А больное сердце жило своей жизнью, сопротивлялось волнению, пытаясь работать отлаженным, точным механизмом. Но не получалось. Оно прыгало, останавливалось, пропадало вовсе, то вдруг концентрировало в себе всю боль, какая накопилась в организме, — и тогда существовало одно оно, само по себе, это худое сердце. Что же, он болен. Ничего не поделаешь…
Среди общего веселья Надежда Тимофеевна была единственным человеком с неопределенным отношением к свадьбе. Она то улыбалась рассеянно, глядя на дочь, которая напоминала ей собственную молодость, хорошую, чистую пору, то вдруг сжималась вся от тоски, горя, обиды. Она не понимала дочери — а той, кажется, и не нужно было ее понимание, — ни выбора ее, ни вкуса, ни вообще отношения к людям. Она пыталась объективно думать о Славе Никитушкине, будущей их семейной жизни — и, как ни билась, ничего хорошего не могла представить…
— А что-то заскучала, заскучала наша Надежда Тимофеевна! — К ней подсел, улыбаясь, Григорий Иванович. — Не хотите ли подышать свежим воздухом?
Надежда Тимофеевна кивнула, улыбнулась в ответ. Накинув пуховую шаль на плечи, вышла за Григорием Ивановичем на улицу.
В воздухе уже не толклись снежинки, природа успокоилась, и нежным, мягким покрывалом расстилался по земле синеватый в темноте снег.
Долго стояли, не произнося ни слова, слушали редкие ночные звуки.
— Все же согласитесь — это смешно. Нелепо! — сказала Надежда Тимофеевна.
— Что?
— Как что? Жениться перед самой армией!
— Пускай живут как хотят. Я сам не понимаю их. Но не осуждаю.
— Странно вы рассуждаете: сами… не осуждаю… Как будто вам все равно!
— Наде-е-ежда Тимофеевна!
Надежда Тимофеевна замолчала, но продолжала думать по-своему. Ну хорошо, соглашалась она, пускай внешность сама по себе ничего не значит, допустим, что ничего. Но ведь если бы Слава был умен, добр, а то самоуверен, груб, ничего ему не нужно, кроме того, что имеет, — и этим всем бахвалится! Нашелся тоже «герой нашего времени»! Год, как закончил школу, а вовсю уже пьет, курит, дерется. А Лия… ее Лия! Нежная, славная, добрая девочка — и вдруг как дурочка бегает за этими «расклешенными штанами», кривляется. Это противно в конце концов, противно!.. Но ты ничего ей не скажи: она сама не маленькая, все понимает, видите ли; в людях не хуже других разбирается, на жизнь себе зарабатывает — и оставьте ее в покое… И почему, интересно, Слава такой? Может быть, оттого, что воспитывался без матери? Скорей всего, поэтому, да, да…

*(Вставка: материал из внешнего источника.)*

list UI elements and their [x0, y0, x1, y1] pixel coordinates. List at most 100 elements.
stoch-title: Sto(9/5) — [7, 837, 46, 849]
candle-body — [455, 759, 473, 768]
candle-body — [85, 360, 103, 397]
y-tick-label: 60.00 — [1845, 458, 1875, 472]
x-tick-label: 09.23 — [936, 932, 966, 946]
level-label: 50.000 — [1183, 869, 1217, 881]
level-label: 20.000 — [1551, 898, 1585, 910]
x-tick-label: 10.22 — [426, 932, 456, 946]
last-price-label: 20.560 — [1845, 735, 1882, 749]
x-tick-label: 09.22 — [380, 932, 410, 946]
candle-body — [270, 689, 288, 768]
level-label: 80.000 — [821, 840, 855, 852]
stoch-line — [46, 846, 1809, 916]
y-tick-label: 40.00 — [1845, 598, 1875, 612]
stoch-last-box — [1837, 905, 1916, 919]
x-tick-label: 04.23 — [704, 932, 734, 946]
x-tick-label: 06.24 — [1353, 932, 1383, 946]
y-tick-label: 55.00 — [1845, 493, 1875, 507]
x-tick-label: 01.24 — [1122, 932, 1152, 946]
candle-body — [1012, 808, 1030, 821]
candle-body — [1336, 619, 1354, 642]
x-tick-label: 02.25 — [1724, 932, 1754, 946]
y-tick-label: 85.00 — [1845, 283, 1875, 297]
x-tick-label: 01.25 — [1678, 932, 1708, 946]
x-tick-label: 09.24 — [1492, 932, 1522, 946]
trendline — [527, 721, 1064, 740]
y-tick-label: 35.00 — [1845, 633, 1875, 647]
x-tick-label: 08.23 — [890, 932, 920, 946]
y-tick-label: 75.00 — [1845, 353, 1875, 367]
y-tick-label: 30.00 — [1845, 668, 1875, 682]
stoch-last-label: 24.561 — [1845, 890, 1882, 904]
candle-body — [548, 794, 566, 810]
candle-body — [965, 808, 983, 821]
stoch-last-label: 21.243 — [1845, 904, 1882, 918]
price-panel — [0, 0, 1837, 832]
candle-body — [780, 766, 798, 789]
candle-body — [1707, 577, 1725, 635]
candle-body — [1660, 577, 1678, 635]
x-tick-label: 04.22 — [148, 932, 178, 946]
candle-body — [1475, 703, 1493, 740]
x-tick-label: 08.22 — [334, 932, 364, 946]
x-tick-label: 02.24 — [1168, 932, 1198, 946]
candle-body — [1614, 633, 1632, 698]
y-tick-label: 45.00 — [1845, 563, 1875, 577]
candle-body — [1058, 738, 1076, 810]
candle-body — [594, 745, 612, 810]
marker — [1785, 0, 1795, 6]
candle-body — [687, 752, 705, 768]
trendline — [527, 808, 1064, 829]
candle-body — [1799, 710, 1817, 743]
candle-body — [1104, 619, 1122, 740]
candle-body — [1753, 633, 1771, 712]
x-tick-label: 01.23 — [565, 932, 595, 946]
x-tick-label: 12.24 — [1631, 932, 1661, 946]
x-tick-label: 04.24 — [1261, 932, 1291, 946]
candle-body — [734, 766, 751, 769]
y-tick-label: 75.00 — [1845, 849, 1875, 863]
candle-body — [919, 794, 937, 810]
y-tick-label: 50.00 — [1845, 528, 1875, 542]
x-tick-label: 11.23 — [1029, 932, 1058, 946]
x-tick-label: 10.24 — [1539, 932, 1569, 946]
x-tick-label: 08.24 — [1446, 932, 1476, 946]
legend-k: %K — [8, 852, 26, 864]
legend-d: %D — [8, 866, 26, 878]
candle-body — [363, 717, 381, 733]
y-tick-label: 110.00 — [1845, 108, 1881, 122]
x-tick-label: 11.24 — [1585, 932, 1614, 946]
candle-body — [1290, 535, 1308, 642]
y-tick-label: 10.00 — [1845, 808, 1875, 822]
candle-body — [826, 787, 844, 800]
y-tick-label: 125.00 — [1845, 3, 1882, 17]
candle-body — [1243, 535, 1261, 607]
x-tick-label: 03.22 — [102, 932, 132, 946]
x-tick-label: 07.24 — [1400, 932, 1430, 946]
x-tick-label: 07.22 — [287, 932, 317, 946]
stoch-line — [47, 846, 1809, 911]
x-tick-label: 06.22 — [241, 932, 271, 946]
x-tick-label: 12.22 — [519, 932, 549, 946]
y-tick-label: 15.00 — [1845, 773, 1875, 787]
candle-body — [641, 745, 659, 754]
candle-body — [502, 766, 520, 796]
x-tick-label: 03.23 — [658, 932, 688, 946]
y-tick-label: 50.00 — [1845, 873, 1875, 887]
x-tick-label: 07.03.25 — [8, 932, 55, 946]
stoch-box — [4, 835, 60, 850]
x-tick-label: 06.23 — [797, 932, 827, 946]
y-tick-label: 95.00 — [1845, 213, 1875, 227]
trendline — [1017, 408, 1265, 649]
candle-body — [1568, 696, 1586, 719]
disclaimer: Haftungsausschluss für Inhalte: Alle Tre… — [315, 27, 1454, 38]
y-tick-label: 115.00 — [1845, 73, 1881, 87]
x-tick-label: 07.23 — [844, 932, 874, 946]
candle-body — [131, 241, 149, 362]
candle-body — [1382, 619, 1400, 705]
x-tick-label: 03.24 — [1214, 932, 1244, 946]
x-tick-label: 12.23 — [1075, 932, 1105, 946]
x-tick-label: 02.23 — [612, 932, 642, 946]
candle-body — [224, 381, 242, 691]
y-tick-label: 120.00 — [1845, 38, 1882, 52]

— Пойдемте-ка, Надежда Тимофеевна, в дом. В до-о-ом… — Григорий Иванович сказал это тоном, каким взрослые выводят детей из задумчивости.
— Пойдемте, — согласилась она.
В доме она отыскала глазами того, за кем тайно сегодня следила. Это был Коля Смагин. Он сидел в самом углу, «поздравлял» себя и пил отвратительную для него, непривычную водку. Жил Коля в том же поселке, что и Лия с Надеждой Тимофеевной, в тринадцати километрах от Красной Горки, учился когда-то в одном классе с Лией, а общей для них учительницей истории была некогда она, Надежда Тимофеевна Захарова. С детства Коля держался от всех в стороне, был рассеян, вспыльчив и чрезвычайно сообразителен. Добровольное отчуждение от друзей-товарищей помогало ему многое видеть глубже, зорче, развивало способность мыслить по-своему. Однако привычка к самоанализу делала его сильным в самом себе, но непостижимо слабым и хрупким в отношениях с людьми. Людей — сверстников, взрослых — он знал плохо, относился к ним далее со страхом, будто могли они отобрать у него что-то, без чего не быть ему уже Колей Смагиным. И вот — первой любовью он полюбил Лию. Она смеялась над ним, подшучивала, подтрунивала, но тем сильней притягивала к себе. Она — это тоже большой, сложный мир; познание внешнего мира началось у Коли с изучения внутреннего мира другого человека.